The exercises of breathing and concentration, in yoga, also use the alternating technique. Alternate breathing is one of the most important in this discipline. Alternate the nostrils, left and right, at each moment of inhalation and exhalation.
You will begin by completely plugging the right nostril and inhaling all the air from the left. Then, you will retain the air and exhale from the right nostril and then start again from this site. Once the body is used to exercising, you can do it by counting the time of each inspiration and exhalation. You will begin with the canonical four seconds until you reach ten.
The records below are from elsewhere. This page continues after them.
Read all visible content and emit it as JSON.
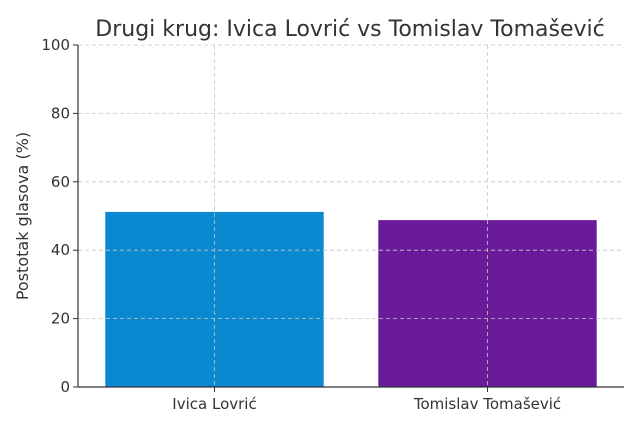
{
  "chart_data": {
    "type": "bar",
    "title": "Drugi krug: Ivica Lovrić vs Tomislav Tomašević",
    "xlabel": "",
    "ylabel": "Postotak glasova (%)",
    "categories": [
      "Ivica Lovrić",
      "Tomislav Tomašević"
    ],
    "values": [
      51.2,
      48.8
    ],
    "colors": [
      "#0a88d0",
      "#6a1b9a"
    ],
    "ylim": [
      0,
      100
    ],
    "yticks": [
      0,
      20,
      40,
      60,
      80,
      100
    ],
    "grid": true,
    "legend": "none"
  }
}
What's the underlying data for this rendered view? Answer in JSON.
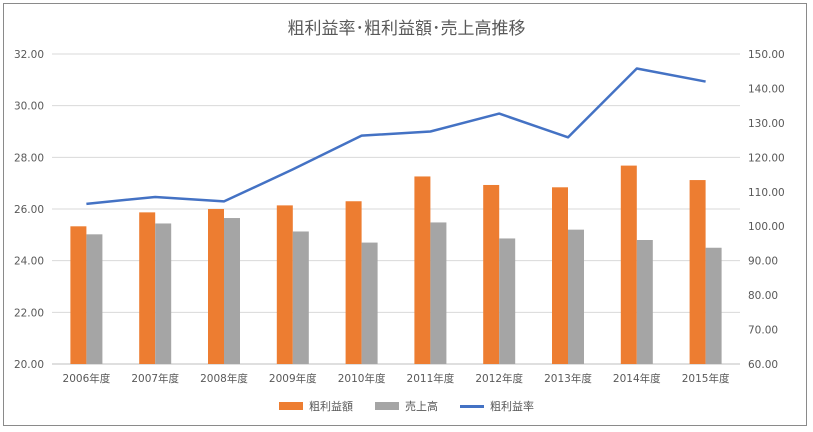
{
  "chart_data": {
    "type": "bar",
    "title": "粗利益率･粗利益額･売上高推移",
    "categories": [
      "2006年度",
      "2007年度",
      "2008年度",
      "2009年度",
      "2010年度",
      "2011年度",
      "2012年度",
      "2013年度",
      "2014年度",
      "2015年度"
    ],
    "series": [
      {
        "name": "粗利益額",
        "type": "bar",
        "axis": "left",
        "color": "#ED7D31",
        "values": [
          25.33,
          25.87,
          26.0,
          26.14,
          26.3,
          27.26,
          26.93,
          26.84,
          27.68,
          27.12
        ]
      },
      {
        "name": "売上高",
        "type": "bar",
        "axis": "left",
        "color": "#A5A5A5",
        "values": [
          25.02,
          25.44,
          25.65,
          25.13,
          24.7,
          25.48,
          24.86,
          25.2,
          24.8,
          24.5
        ]
      },
      {
        "name": "粗利益率",
        "type": "line",
        "axis": "right",
        "color": "#4472C4",
        "values": [
          106.5,
          108.5,
          107.2,
          116.5,
          126.3,
          127.5,
          132.7,
          125.8,
          145.8,
          142.0
        ]
      }
    ],
    "ylim_left": [
      20,
      32
    ],
    "ylim_right": [
      60,
      150
    ],
    "yticks_left": [
      "20.00",
      "22.00",
      "24.00",
      "26.00",
      "28.00",
      "30.00",
      "32.00"
    ],
    "yticks_right": [
      "60.00",
      "70.00",
      "80.00",
      "90.00",
      "100.00",
      "110.00",
      "120.00",
      "130.00",
      "140.00",
      "150.00"
    ],
    "grid": true,
    "legend": "bottom"
  }
}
The practice of alternate nostril breathing of pranayama is considered the perfect exercise to balance energy channels. According to this discipline, in fact, the right nostril would be connected to the most active part physically and mentally. Cleaning this channel will mean activating it and giving it more energy. On the contrary, the left fossa connects with your emotional part and its reactivation will allow you to reach a state of relaxation and calm.
Both the practice of deep breathing and that of alternate breathing lead to a state of progressive concentration. After a certain period of time, the benefits will increase and you will notice a pleasant feeling of happiness and general well-being.